The new pricing mechanism, which replaced the feed-in-tariff system with a market-driven pricing model, features shorter execution periods averaging ten years.

Wood Mackenzie said the first auction results under this new framework indicate that pricing pressures are ahead. In the Shandong province of eastern China, the inaugural auction recorded solar prices falling 32% below average settlement prices.

Wood Mackenzie said utility-scale solar IRR could fall to 6.3% in Shandong under the new mechanism, down from the national average of 8% under auction-free pricing.

“The Shandong results provide an early indication of pricing dynamics under the new competitive framework,” Feng noted. “Investors will be exposed to price fluctuation risk and curtailment losses due to incomplete lifecycle coverage under the shorter execution periods.”

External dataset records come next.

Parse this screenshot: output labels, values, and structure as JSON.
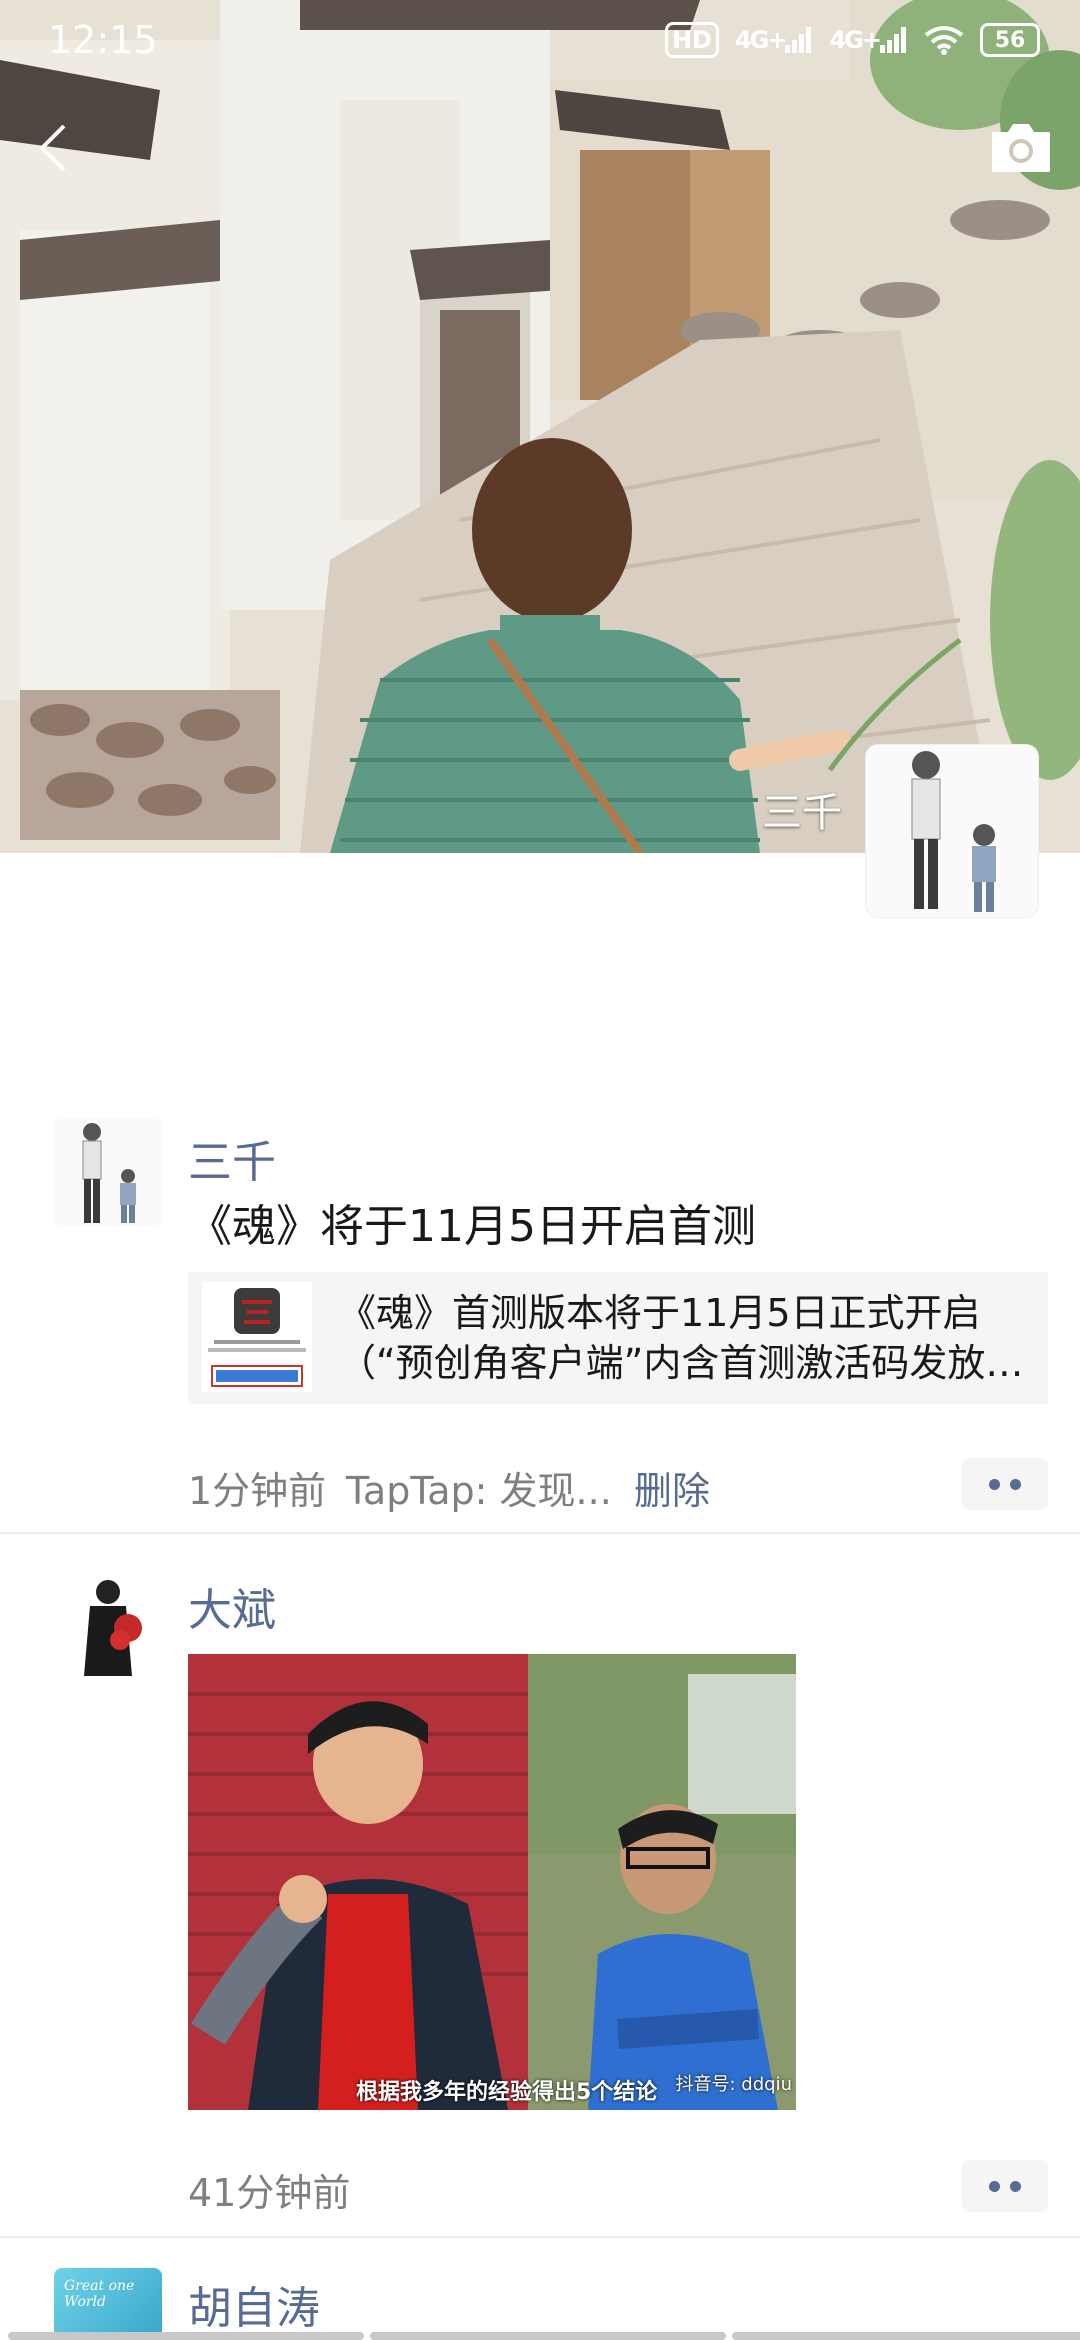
{
  "status": {
    "time": "12:15",
    "hd": "HD",
    "net1": "4G+",
    "net2": "4G+",
    "battery": "56"
  },
  "header": {
    "back_icon": "chevron-left-icon",
    "camera_icon": "camera-icon",
    "cover_name": "三千"
  },
  "posts": [
    {
      "nickname": "三千",
      "text": "《魂》将于11月5日开启首测",
      "link": {
        "title": "《魂》首测版本将于11月5日正式开启",
        "subtitle": "（“预创角客户端”内含首测激活码发放…"
      },
      "time": "1分钟前",
      "source": "TapTap: 发现...",
      "delete": "删除"
    },
    {
      "nickname": "大斌",
      "image_caption": "根据我多年的经验得出5个结论",
      "image_watermark": "抖音号: ddqiu",
      "time": "41分钟前"
    },
    {
      "nickname": "胡自涛",
      "avatar_text": "Great one World"
    }
  ],
  "colors": {
    "link_blue": "#576b95",
    "meta_gray": "#7f7f7f",
    "card_bg": "#f5f5f5"
  }
}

Wood Mackenzie is expecting that average solar curtailment rates will exceed 5% in 21 provinces of China during the next ten-year period. Feng explained that provinces with high curtailment rates and volatile power prices will face challenges attracting investment under the new mechanism structure.

“Developers need to carefully evaluate provincial grid conditions and long-term price projections when making investment decisions,” she said.

The analysts noted that wind power projects may begin to attract more investment than solar projects due to better economics and lower curtailment risks.

Wood Mackenzie is forecasting that utility-scale solar projects will trail onshore wind projects by 43% in terms of average 10-year capture prices, while distributed solar could be restricted in provinces with grid connection limitations.

Feng concluded that the success of China’s pricing mechanism evolution will depend on managing grid integration challenges and maintaining investor confidence.

“After the breakneck addition of 264 GW of wind and solar in the first six months [of 2025], the renewable development will switch to a more sustainable growth pattern, focusing on quality over quantity,” she predicted.